I started to write a post about malware analysis in the context of OSINT and threat intelligence for a long time. It is one of the most widely used sources of information and a common goal of analyst research, but at the same time a technically complex issue. If we are talking about advanced static analysis (of the file itself) and dynamic (observing the behavior of the file after its launch), this is a topic not even for a series of posts, but for several books. For those interested in exploring the topic, recommended items can be found in the Reading Room section. At this point, however, I would like to approach the problem in a different way, so as to allow OSINTers to collect a lot of information about a malware sample, even if the assembly view in IDA Pro or Ghidra makes you look like that:
Fortunately, in the field of malware analysis, we can find many services that will both show us information about the file itself and allow us to understand its behavior. There are advantages and disadvantages to using third party providers. The main disadvantage is that we will only be talking here about samples that have already been found and shared among the analyst community. So if we are working on an incident and find new, unknown implants, uploading them anywhere is not a good idea, because in this way we will inform both the attackers and the rest of the world that we are dealing with this case. In the case of an incident response team, however, we will usually work with malware analysts and reverse engineering specialists who will thoroughly investigate the properties of the malware to support the incident. Here we will deal with another example. Let's say we are a threat intelligence analyst tracking the campaigns of specific groups. Since we want to stay ahead of the actions of our opponents, we will naturally focus our attention on attacks made against other entities, so as to provide as much information as possible to the producers of detection and monitoring in order to prepare for the attack before the attackers target our environment.

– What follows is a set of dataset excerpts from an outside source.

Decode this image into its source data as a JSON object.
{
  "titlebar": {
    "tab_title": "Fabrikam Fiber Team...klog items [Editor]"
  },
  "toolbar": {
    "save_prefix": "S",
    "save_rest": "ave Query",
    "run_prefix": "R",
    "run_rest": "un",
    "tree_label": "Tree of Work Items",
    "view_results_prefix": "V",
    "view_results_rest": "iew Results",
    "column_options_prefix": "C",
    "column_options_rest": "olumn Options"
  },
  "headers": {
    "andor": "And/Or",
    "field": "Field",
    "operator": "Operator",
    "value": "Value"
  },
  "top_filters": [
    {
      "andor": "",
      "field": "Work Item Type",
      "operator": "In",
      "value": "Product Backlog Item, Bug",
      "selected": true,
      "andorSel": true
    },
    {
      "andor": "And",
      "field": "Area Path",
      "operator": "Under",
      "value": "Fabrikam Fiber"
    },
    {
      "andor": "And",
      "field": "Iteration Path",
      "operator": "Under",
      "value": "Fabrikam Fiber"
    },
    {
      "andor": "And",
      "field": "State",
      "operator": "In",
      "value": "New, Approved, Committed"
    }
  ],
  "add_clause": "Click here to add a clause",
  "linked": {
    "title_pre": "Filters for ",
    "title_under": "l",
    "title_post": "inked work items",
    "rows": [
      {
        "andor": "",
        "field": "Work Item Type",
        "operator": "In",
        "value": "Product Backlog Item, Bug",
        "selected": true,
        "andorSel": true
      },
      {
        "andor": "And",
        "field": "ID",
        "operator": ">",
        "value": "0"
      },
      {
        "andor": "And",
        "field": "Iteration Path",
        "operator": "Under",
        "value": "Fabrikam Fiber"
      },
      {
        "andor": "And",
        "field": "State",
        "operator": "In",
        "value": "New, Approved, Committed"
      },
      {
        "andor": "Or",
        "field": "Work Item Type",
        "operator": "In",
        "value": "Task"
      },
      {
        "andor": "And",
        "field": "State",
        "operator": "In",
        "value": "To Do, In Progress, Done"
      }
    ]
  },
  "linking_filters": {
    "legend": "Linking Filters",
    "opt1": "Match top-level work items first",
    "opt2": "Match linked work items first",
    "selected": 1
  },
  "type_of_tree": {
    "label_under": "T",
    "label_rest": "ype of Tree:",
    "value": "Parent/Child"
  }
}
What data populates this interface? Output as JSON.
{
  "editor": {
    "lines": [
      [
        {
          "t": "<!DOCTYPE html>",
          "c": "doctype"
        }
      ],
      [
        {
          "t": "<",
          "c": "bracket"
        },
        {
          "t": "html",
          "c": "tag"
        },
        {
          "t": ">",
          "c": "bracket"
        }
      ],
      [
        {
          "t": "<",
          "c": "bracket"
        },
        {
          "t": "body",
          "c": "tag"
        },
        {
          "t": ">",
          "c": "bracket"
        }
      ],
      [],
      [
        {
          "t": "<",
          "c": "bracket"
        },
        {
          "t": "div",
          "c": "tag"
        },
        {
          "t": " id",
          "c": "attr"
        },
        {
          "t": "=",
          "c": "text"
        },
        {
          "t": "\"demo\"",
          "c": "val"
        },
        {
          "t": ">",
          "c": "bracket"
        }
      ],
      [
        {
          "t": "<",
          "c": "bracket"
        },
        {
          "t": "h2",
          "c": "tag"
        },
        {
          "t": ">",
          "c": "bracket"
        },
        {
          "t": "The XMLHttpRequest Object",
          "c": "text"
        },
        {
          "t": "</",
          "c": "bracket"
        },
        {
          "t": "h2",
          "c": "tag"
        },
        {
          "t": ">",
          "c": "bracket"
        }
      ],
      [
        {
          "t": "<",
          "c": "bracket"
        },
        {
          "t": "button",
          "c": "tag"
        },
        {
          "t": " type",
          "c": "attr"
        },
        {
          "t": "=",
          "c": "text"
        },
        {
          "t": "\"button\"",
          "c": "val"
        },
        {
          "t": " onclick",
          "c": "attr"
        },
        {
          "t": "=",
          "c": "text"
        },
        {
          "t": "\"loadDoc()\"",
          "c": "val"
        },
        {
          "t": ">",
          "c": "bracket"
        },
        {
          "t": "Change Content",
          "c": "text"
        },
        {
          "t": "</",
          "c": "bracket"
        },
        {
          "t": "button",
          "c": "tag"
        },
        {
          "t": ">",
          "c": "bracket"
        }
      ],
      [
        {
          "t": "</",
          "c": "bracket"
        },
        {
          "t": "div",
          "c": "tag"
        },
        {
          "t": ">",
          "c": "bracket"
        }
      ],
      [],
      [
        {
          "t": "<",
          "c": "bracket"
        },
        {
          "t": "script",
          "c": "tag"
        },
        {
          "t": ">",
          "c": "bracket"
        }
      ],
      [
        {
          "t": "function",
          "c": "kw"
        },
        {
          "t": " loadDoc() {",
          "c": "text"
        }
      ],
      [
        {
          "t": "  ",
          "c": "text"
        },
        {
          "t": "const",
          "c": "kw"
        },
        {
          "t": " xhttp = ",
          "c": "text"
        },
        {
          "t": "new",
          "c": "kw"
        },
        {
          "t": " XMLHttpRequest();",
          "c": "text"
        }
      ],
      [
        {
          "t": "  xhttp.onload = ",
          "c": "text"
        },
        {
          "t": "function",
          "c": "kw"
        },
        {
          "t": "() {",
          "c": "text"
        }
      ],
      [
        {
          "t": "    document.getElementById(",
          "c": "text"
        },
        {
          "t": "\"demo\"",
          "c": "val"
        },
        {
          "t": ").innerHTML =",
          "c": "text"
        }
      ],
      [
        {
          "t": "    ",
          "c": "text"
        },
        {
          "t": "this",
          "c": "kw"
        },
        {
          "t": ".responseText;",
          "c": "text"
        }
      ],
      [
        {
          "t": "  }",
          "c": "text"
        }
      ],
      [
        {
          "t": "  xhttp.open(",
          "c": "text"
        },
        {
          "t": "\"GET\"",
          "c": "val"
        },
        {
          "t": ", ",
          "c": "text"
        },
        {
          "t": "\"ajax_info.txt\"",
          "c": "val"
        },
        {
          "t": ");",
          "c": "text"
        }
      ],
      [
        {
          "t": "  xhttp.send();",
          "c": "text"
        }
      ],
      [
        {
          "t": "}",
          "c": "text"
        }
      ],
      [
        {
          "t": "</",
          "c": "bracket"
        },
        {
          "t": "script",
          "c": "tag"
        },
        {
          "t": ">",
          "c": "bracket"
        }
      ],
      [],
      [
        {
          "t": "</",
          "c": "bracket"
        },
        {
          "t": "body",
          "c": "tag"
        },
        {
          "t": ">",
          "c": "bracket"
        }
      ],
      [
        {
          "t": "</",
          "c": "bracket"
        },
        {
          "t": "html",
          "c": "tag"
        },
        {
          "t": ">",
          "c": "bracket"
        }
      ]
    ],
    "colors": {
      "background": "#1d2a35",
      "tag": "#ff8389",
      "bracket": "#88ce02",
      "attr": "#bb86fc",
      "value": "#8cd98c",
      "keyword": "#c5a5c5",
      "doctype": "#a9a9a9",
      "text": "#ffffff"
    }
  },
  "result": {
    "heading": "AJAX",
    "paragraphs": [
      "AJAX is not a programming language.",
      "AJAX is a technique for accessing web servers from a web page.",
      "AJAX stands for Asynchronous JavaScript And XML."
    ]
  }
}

So we want to take advantage of the power of OSINT, go beyond our environment and get information about the malware that has already revealed itself. In this case, using external services will help us collect data quickly, and because we will not have to collect the sample ourselves, we eliminate the risk of accidental infection. So let's go 🙂
As an example, we will use the HermeticWiper campaign, which was activated in Ukraine shortly before the invasion of Russian troops. It may seem funny, but if a malware or campaign has already been dubbed a specific name by the infosec community, I usually start with a Twitter search. In this way, I can quickly find reports, analyst comments and, above all, information that will allow you to locate the sample - usually hashes.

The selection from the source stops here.